In general, kitchens should be a tidy environment, without any clutter that could block exits and prevent escape in an emergency. All waste cooking oil should also be disposed of properly and not be left on the premises for longer than is necessary.
Ensure kitchen staff wear appropriate clothing
Again, in commercial kitchens, all staff should be very familiar with this basic safety rule, but in smaller establishments this may be less strictly regulated. Loose clothing should not be worn whilst cooking, sleeves must be rolled up and long hair tied back. Aprons are ideal for keeping clothes away from flames.
Never leave cooking unattended
The golden rule in preventing both domestic and non-domestic kitchen fires is to always pay attention to what you are doing. In a busy restaurant kitchen this may not always be easy, but timers can be really useful to alert chefs when food is ready, to avoid it being left in the ovens for longer than it should. If for any reason cooking must be left, it’s important that all staff are instructed to turn off appliances and take pans off the heat. Even if you think that you’ll only be away for a moment, it’s better to be safe than sorry.

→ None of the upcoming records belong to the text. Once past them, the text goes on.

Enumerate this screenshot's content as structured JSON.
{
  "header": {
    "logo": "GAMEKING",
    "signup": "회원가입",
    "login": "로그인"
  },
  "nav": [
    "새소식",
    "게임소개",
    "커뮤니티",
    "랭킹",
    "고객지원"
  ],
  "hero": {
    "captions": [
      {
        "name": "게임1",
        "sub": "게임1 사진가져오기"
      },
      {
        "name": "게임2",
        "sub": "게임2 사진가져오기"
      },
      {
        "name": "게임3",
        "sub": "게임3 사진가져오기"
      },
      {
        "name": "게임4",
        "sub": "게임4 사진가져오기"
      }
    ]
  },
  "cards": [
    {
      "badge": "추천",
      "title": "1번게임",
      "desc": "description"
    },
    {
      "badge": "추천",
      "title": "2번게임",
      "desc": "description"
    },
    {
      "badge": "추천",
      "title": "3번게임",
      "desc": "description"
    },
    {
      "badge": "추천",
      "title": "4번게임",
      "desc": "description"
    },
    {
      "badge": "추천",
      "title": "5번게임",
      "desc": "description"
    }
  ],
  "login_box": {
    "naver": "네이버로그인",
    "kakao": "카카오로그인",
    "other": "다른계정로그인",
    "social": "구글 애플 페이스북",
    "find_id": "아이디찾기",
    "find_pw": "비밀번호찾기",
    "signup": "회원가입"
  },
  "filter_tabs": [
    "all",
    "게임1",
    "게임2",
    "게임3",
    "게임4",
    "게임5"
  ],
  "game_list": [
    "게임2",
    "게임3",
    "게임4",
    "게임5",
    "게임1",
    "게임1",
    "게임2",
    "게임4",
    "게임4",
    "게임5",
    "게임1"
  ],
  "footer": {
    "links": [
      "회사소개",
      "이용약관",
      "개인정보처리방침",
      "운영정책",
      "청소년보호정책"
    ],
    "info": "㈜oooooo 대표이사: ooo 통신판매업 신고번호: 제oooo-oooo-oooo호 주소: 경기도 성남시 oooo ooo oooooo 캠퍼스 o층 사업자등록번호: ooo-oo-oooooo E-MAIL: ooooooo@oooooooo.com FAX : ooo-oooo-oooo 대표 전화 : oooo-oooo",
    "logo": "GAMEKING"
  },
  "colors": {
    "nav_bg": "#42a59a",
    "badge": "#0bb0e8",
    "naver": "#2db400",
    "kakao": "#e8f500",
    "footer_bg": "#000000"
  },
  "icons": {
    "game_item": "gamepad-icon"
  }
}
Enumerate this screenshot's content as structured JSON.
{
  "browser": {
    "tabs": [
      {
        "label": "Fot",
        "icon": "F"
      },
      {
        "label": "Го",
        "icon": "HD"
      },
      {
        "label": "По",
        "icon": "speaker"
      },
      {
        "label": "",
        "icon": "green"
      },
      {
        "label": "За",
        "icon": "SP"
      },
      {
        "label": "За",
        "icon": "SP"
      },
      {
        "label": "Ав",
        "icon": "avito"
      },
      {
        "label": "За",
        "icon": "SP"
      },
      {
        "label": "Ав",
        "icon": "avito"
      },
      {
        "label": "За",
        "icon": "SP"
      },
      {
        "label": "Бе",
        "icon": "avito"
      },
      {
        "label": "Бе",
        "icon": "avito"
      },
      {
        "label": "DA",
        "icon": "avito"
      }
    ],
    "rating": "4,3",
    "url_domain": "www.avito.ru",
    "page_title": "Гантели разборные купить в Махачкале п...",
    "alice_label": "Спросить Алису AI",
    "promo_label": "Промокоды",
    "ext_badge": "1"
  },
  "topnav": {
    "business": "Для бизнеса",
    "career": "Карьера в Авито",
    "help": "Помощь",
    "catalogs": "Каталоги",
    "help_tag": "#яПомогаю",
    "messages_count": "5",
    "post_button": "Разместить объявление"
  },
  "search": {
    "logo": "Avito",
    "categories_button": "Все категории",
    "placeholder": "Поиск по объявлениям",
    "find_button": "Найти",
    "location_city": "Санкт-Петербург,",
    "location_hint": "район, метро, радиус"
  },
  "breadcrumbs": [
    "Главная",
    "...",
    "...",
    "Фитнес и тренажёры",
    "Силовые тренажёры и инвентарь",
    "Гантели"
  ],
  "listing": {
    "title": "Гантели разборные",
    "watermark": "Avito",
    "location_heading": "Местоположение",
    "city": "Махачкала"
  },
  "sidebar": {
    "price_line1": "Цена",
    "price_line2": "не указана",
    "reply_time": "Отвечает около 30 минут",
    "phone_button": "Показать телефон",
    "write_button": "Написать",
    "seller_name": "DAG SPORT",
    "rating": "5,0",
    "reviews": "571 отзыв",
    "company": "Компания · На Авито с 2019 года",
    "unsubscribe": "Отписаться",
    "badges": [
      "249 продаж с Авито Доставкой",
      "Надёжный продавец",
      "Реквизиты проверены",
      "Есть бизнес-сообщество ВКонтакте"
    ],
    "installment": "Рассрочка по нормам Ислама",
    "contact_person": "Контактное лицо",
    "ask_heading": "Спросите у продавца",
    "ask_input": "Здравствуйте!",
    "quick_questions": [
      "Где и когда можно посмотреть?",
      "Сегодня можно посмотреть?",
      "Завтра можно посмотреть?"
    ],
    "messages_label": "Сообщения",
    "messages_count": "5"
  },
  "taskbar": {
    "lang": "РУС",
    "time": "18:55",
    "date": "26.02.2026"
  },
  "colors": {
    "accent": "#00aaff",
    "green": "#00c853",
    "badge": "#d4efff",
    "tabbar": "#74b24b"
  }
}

Make sure premises is secured at night
As we all know how easy it is to forget to turn the oven off, it’s important that at the end of each day a final check is carried out to ensure all cooking appliances and equipment are properly switched off.Ideally this would be the responsibility of the owner or the last person to leave at night. Creating a checklist for staff is a good idea to ensure the premises is secure.
Have firefighting equipment on hand
If your best attempts to prevent a fire from starting in a kitchen fail, then having the right equipment to extinguish any flames can make the different between an inconvenient mess and a business ruined. Special fire extinguishers for Class F cooking fires are essential for commercial kitchens and fire blankets are handy for smaller pan fires.All staff should be trained in the proper use of firefighting equipment and know when a fire can be dealt with safety and when it’s best to get out.
Ensure a Fire Risk Assessment has been carried out by a competent person.